Im Dezember 2025 verabschiedete der Ausschuss für Gleichstellung und Nichtdiskriminierung der Parlamentarischen Versammlung des Europarats (PACE) einstimmig einen Resolutionsentwurf, in dem ein europaweites Verbot sogenannter „Konversionspraktiken“ gefordert wird – definiert als jeder Versuch, die sexuelle Orientierung, Genderidentität oder Genderausdruck einer Person zu ändern, zu unterdrücken oder zu unterbinden.
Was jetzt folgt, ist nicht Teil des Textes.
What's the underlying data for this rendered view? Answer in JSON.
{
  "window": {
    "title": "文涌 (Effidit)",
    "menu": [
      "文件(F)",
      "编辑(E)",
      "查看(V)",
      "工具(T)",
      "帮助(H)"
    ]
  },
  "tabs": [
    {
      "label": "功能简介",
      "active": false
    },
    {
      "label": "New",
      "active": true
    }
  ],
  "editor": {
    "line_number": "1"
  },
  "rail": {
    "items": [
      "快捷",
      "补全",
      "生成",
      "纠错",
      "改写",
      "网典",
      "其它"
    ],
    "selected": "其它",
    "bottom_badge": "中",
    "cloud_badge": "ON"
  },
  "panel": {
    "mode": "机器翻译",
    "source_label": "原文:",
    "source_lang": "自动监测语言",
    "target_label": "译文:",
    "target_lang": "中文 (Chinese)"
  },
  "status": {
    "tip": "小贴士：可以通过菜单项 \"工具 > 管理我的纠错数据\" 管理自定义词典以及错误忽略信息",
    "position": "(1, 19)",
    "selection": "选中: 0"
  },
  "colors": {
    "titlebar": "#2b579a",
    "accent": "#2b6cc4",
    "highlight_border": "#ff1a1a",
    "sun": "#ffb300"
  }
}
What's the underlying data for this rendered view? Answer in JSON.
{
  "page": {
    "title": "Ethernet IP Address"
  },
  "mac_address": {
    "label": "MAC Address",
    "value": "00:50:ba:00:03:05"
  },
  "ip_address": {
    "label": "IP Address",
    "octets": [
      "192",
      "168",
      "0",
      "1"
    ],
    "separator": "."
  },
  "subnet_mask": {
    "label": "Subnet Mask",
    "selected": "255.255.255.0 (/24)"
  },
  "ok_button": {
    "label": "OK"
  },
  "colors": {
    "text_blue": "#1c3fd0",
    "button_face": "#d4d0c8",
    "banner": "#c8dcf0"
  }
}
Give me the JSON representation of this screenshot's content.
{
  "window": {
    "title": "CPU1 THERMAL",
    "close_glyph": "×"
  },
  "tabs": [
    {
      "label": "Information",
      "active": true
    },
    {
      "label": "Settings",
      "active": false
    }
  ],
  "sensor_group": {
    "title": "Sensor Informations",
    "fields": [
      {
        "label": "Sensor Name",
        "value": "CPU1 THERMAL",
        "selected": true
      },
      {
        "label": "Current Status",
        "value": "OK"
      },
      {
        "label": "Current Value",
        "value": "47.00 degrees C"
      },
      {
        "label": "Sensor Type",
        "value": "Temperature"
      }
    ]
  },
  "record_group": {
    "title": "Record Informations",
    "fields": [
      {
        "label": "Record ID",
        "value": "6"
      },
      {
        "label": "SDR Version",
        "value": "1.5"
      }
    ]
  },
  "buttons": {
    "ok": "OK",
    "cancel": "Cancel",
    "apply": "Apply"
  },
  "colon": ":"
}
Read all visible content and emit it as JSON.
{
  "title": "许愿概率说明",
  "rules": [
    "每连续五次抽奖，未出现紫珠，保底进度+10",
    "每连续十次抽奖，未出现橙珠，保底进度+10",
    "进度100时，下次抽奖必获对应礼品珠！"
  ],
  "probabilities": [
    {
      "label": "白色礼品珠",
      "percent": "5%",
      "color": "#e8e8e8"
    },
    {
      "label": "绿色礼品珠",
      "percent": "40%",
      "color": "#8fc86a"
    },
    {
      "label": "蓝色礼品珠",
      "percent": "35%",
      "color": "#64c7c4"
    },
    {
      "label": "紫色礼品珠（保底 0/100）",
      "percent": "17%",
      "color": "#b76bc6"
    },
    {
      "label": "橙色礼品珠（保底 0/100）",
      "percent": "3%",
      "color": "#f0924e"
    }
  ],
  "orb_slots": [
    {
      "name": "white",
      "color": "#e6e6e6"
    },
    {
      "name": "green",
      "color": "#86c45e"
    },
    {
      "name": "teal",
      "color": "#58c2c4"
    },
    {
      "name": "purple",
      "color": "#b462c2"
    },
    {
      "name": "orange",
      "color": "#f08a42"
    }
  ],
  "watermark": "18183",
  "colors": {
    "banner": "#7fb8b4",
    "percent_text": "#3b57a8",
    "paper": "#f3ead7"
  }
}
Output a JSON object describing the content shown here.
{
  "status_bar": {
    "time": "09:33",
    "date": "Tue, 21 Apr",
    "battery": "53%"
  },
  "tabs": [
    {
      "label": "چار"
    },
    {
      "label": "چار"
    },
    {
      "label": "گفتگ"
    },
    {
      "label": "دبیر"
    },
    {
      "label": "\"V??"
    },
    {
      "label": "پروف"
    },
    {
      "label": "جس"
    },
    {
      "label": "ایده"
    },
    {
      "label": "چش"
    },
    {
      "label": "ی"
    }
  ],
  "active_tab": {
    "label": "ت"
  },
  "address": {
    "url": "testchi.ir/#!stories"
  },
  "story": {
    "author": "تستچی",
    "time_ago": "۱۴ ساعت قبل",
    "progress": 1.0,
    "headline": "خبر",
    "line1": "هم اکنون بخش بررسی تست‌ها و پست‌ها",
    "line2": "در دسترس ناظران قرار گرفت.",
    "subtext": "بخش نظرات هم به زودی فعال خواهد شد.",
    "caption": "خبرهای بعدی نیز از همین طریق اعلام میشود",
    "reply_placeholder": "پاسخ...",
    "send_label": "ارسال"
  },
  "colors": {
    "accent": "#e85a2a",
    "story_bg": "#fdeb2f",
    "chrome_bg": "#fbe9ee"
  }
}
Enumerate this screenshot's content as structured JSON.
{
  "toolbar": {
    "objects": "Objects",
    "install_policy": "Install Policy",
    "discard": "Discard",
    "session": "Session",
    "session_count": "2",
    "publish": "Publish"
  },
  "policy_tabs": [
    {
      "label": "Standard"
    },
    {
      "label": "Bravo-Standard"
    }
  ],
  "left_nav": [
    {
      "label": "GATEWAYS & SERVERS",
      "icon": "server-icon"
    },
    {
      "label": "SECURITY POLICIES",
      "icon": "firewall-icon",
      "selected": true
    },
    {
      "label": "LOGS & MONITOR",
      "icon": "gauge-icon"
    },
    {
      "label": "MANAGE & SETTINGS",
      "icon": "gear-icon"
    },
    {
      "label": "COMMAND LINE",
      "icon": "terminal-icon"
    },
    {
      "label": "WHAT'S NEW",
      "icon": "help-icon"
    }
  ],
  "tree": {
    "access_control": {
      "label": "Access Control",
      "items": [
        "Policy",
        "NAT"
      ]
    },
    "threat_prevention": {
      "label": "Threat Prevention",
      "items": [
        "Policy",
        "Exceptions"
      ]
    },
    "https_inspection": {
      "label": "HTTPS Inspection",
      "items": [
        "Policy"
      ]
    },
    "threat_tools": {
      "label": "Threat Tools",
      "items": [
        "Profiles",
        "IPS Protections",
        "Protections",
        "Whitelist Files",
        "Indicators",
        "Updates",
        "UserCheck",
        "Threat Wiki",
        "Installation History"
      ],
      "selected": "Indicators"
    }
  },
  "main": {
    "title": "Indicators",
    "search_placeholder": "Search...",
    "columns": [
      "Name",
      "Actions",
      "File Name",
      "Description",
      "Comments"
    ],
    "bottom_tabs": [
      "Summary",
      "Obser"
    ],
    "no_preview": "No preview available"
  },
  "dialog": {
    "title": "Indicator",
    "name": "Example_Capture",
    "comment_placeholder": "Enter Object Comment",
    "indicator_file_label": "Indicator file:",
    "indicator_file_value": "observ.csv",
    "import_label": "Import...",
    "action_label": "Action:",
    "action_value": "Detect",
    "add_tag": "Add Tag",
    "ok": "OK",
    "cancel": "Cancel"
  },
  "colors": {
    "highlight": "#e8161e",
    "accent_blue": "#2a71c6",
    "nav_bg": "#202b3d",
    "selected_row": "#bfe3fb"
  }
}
Die Resolution, die von Kate Osborne, einer britischen Labour-Abgeordneten und Mitglied der Fraktion der Sozialisten, Demokraten und Grünen, eingebracht wurde, wird im Plenum der PACE zur Abstimmung gestellt. Es ist von entscheidender Bedeutung, dass diese Abstimmung mit fundierter Prüfung und demokratischem Engagement erfolgt.
Obwohl die Resolution als Menschenrechtsmaßnahme präsentiert wird, vermischt sie bewusst sexuelle Orientierung mit Genderidentität und Genderausdruck – Konzepte, die sich grundlegend unterscheiden und in vielerlei Hinsicht unvereinbar sind. Genderidentität ist ein ideologisches Glaubenssystem, das die biologische Realität leugnet und darauf besteht, dass Kinder „im falschen Körper geboren” sein können.
Der Resolutionsentwurf schlägt vor:
- Strafrechtliche Sanktionen und nationale Gesetze gegen Psychologen, Pädagogen, Eltern und Sozialarbeiter, die die erklärte Genderidentität oder den Genderausdruck eines Kindes nicht bestätigen;
- Obligatorische Schulungen und Aufklärungskampagnen in den Bereichen Gesundheitsversorgung, Bildung, Sozialdienste, religiöse Einrichtungen, Strafverfolgung, Justiz und Staatsanwaltschaft;
Ein staatlich durchgesetztes Glaubenssystem mit weitreichenden Auswirkungen auf berufliche Standards, elterliche Rechte und den Zugang von Kindern zu explorativer, evidenzbasierter Versorgung.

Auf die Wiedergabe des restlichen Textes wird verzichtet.